On that day, Grant displayed the kind of wisdom that, unfortunately, he seldom showed in his later actions as president. He permitted the Confederate soldiers to keep their sidearms and horses. None of them would be prosecuted. They could return to their homes, their dignity intact. After all, the Yankees and the Rebs would be compatriots again, just as they were before the war.

As Lee rode away, Grant's men began to celebrate, but Grant sent word that it should stop. "The Confederates were now our countrymen, and we did not want to exult over their downfall," he said later.

I've been hearing and reading about the Civil War all my life, and I have long believed that there were many examples of heroism, sacrifice and courage on both sides of that conflict, but it was a tragedy from which this nation is still trying to recover. Sometimes I wonder if it will ever fully recover from it.

It was a traumatic experience for the people who lived through it and the people who have lived and are living with the cultural consequences.

On this occasion, I suppose it is tempting to suggest that the war never really ended. It's a temptation that some, like David W. Bright of The Atlantic, seem to have found impossible to resist.

The war did end, of course — 150 years ago today. And what I can't help wondering is how different this country could have been — not if there had never been a Civil War (because I believe, as agonizing as it was, the Civil War was necessary to re–define what America stood for), but if Lincoln had not been killed only a few days later or if Grant had displayed the generosity to the South as president that he had shown to the South's soldiers 150 years ago today.

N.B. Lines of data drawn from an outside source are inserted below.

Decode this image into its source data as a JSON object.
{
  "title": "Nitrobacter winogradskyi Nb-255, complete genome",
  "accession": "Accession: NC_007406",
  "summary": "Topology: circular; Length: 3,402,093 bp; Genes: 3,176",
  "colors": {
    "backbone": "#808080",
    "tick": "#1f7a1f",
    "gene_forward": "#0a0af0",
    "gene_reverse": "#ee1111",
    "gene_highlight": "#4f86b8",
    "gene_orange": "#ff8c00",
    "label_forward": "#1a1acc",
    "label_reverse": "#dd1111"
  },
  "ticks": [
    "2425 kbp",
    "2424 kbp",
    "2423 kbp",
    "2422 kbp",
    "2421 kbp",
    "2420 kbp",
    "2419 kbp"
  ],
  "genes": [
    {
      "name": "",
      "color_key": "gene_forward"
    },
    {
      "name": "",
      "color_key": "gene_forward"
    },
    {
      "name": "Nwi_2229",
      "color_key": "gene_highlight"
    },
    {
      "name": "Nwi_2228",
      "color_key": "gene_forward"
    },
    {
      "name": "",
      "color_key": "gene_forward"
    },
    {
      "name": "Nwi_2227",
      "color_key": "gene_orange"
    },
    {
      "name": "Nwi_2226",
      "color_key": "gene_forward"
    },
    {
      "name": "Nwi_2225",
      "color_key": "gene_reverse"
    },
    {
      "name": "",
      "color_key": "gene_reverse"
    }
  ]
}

Lincoln, of course, was killed a few days later, and Grant's presidency lacked many of the fine qualities he had shown as general (among them backbone). As a result, those who wanted to punish the South did so in the form of Reconstruction. It is my belief that Reconstruction produced much the same result in this country that post–World War I sanctions on Germany produced in Europe — chiefly, resentment from those who felt oppressed.

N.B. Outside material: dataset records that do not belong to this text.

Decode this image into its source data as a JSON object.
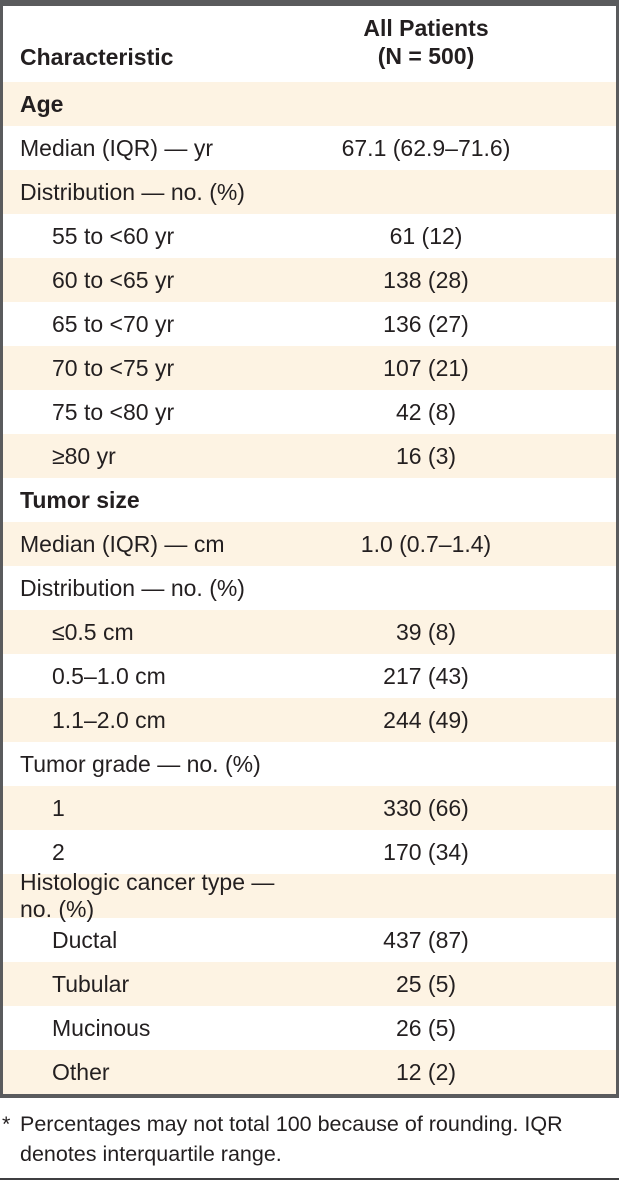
{
  "table": {
    "header": {
      "characteristic_label": "Characteristic",
      "all_patients_line1": "All Patients",
      "all_patients_line2": "(N = 500)"
    },
    "rows": [
      {
        "label": "Age",
        "value": "",
        "bold": true,
        "indent": false
      },
      {
        "label": "Median (IQR) — yr",
        "value": "67.1 (62.9–71.6)",
        "bold": false,
        "indent": false
      },
      {
        "label": "Distribution — no. (%)",
        "value": "",
        "bold": false,
        "indent": false
      },
      {
        "label": "55 to <60 yr",
        "value": "61 (12)",
        "bold": false,
        "indent": true
      },
      {
        "label": "60 to <65 yr",
        "value": "138 (28)",
        "bold": false,
        "indent": true
      },
      {
        "label": "65 to <70 yr",
        "value": "136 (27)",
        "bold": false,
        "indent": true
      },
      {
        "label": "70 to <75 yr",
        "value": "107 (21)",
        "bold": false,
        "indent": true
      },
      {
        "label": "75 to <80 yr",
        "value": "42 (8)",
        "bold": false,
        "indent": true
      },
      {
        "label": "≥80 yr",
        "value": "16 (3)",
        "bold": false,
        "indent": true
      },
      {
        "label": "Tumor size",
        "value": "",
        "bold": true,
        "indent": false
      },
      {
        "label": "Median (IQR) — cm",
        "value": "1.0 (0.7–1.4)",
        "bold": false,
        "indent": false
      },
      {
        "label": "Distribution — no. (%)",
        "value": "",
        "bold": false,
        "indent": false
      },
      {
        "label": "≤0.5 cm",
        "value": "39 (8)",
        "bold": false,
        "indent": true
      },
      {
        "label": "0.5–1.0 cm",
        "value": "217 (43)",
        "bold": false,
        "indent": true
      },
      {
        "label": "1.1–2.0 cm",
        "value": "244 (49)",
        "bold": false,
        "indent": true
      },
      {
        "label": "Tumor grade — no. (%)",
        "value": "",
        "bold": false,
        "indent": false
      },
      {
        "label": "1",
        "value": "330 (66)",
        "bold": false,
        "indent": true
      },
      {
        "label": "2",
        "value": "170 (34)",
        "bold": false,
        "indent": true
      },
      {
        "label": "Histologic cancer type — no. (%)",
        "value": "",
        "bold": false,
        "indent": false
      },
      {
        "label": "Ductal",
        "value": "437 (87)",
        "bold": false,
        "indent": true
      },
      {
        "label": "Tubular",
        "value": "25 (5)",
        "bold": false,
        "indent": true
      },
      {
        "label": "Mucinous",
        "value": "26 (5)",
        "bold": false,
        "indent": true
      },
      {
        "label": "Other",
        "value": "12 (2)",
        "bold": false,
        "indent": true
      }
    ]
  },
  "footnote": {
    "marker": "*",
    "text": "Percentages may not total 100 because of rounding. IQR denotes interquartile range."
  },
  "colors": {
    "row_shade": "#fdf3e3",
    "frame_border": "#5a5b5d",
    "text": "#231f20"
  }
}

I believe that much of the racism and bigotry that has survived for the last century and a half in the South was conceived in Reconstruction. The Jim Crow laws were enacted after Reconstruction had ended but the pain endured. In the Germany of the 1920s, much the same thing happened although the economic sanctions continued.

For the most part, I am inclined to think that a lot of what happened in 19th–century America and 20th–century Europe can be classified as unintended consequences. Oh, sure, I know there were some folks in both places and times whose only desire was to inflict pain on the vanquished — and they succeeded, perhaps beyond their wildest dreams. But I believe most simply wanted to fulfill a code of justice — arbitrary though it may have been.

I would like to believe, anyway, that what came to pass in 19th–century America and 20th–century Europe was not intended — because, if it was, that would be a greater tragedy than the one that preceded it.